Miguel Zenón and Luis Perdomo
El Arte del Bolero
(Miel, 2021)

TRACKLIST (favorite tracks underlined): 1 – Cómo Fue // 2 – Alma Adentro // 3 – Ese Hastío // 4 – La Visa Es Un Sueno // 5 – Que Te Pedí // 6 – Juguete

Piano and saxophone duo celebration of the bolero through the lens of jazz.

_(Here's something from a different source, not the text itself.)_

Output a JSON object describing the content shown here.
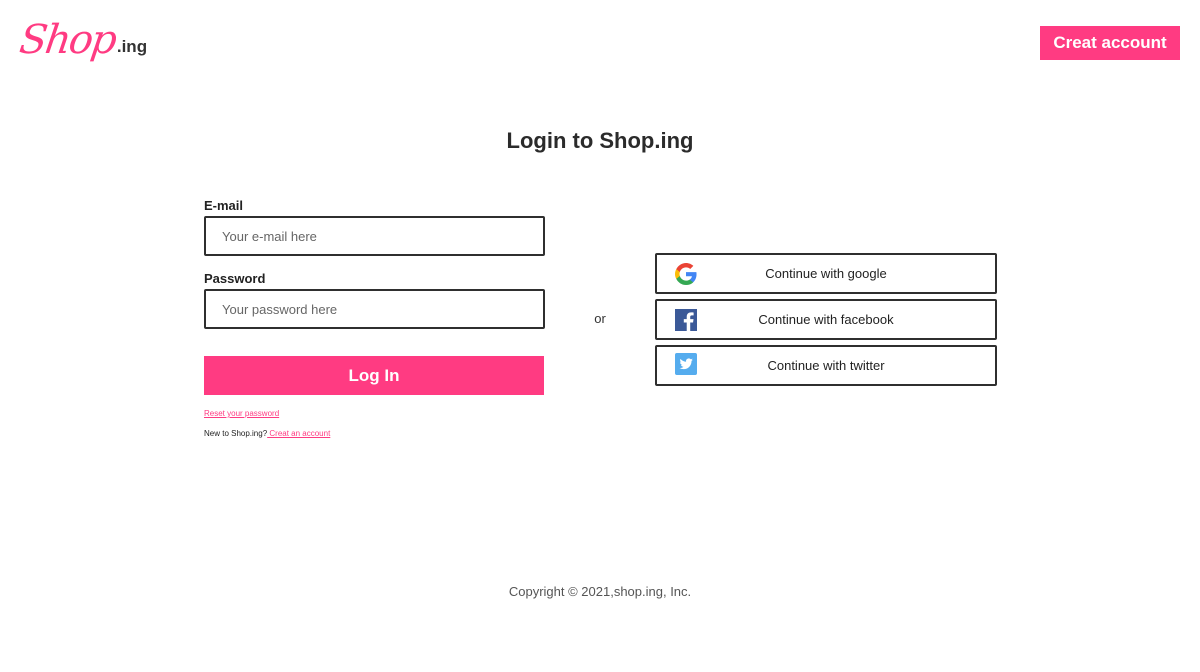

It’s not super-exciting but Zenón and Perdomo are two top instrumentalists and it’s a pleasure to hear them doing what they do best.

 

Émilie Simon
Émilie Simon
(Barclay/Universal, 2003)

TRACKLIST (favorite tracks underlined): 1 – Desert // 2 – Lise // 3 – Secret // 4 – Il Peut // 5 – I Wanna Be Your Dog // 6 – To the Dancers in the Rain // 7 – Dernier Lit // 8 – Graines D’Etoiles // 9 – Flowers // 10 – Vu D’Ici // 11 – Blue Light // 12 – Chanson De Toile

Half good, half bad. Quirky art pop from France. Émilie Simon’s vocal range is limited and her childlike delivery is particularly annoying when singing in English. Thankfully, a couple of tracks save it from being a cringefest, particularly “Desert” that alone elevates the quality of the album considerably.

 

R.A.P. Ferreira
Purple Moonlight Pages
(Ruby Yacht, 2020)

TRACKLIST (favorite tracks underlined): 1 – Decorum // 2 – Greens // 3 – Noncipher // 4 – Omens & Totems // 5 – U.D.I.G. (United Defenders of International Goodwill) // 6 – Laundry // 7 – Dust Up // 8 – Cycles // 9 – Absolutes // 10 – No Starving Artists // 11 – Leaving Hell // 12 – Doldrums // 13 – An Idea Is a Work of Art // 14 – Mythical // 15 – Pinball // 16 – Golden Sardine // 17 – Ro Talk // 18 – Masterplan

The jazz-rap tradition is alive and well, as R.A.P. Ferreira’s album shows. This is a fluid collection of solid tracks, driven as much b the beats as by the lyrics themselves, complete with intriguing philosophical references that rather than seeming self-centered are curious, compelling and deeply stimulating (lines like “the self is defined by the struggle” come to mind).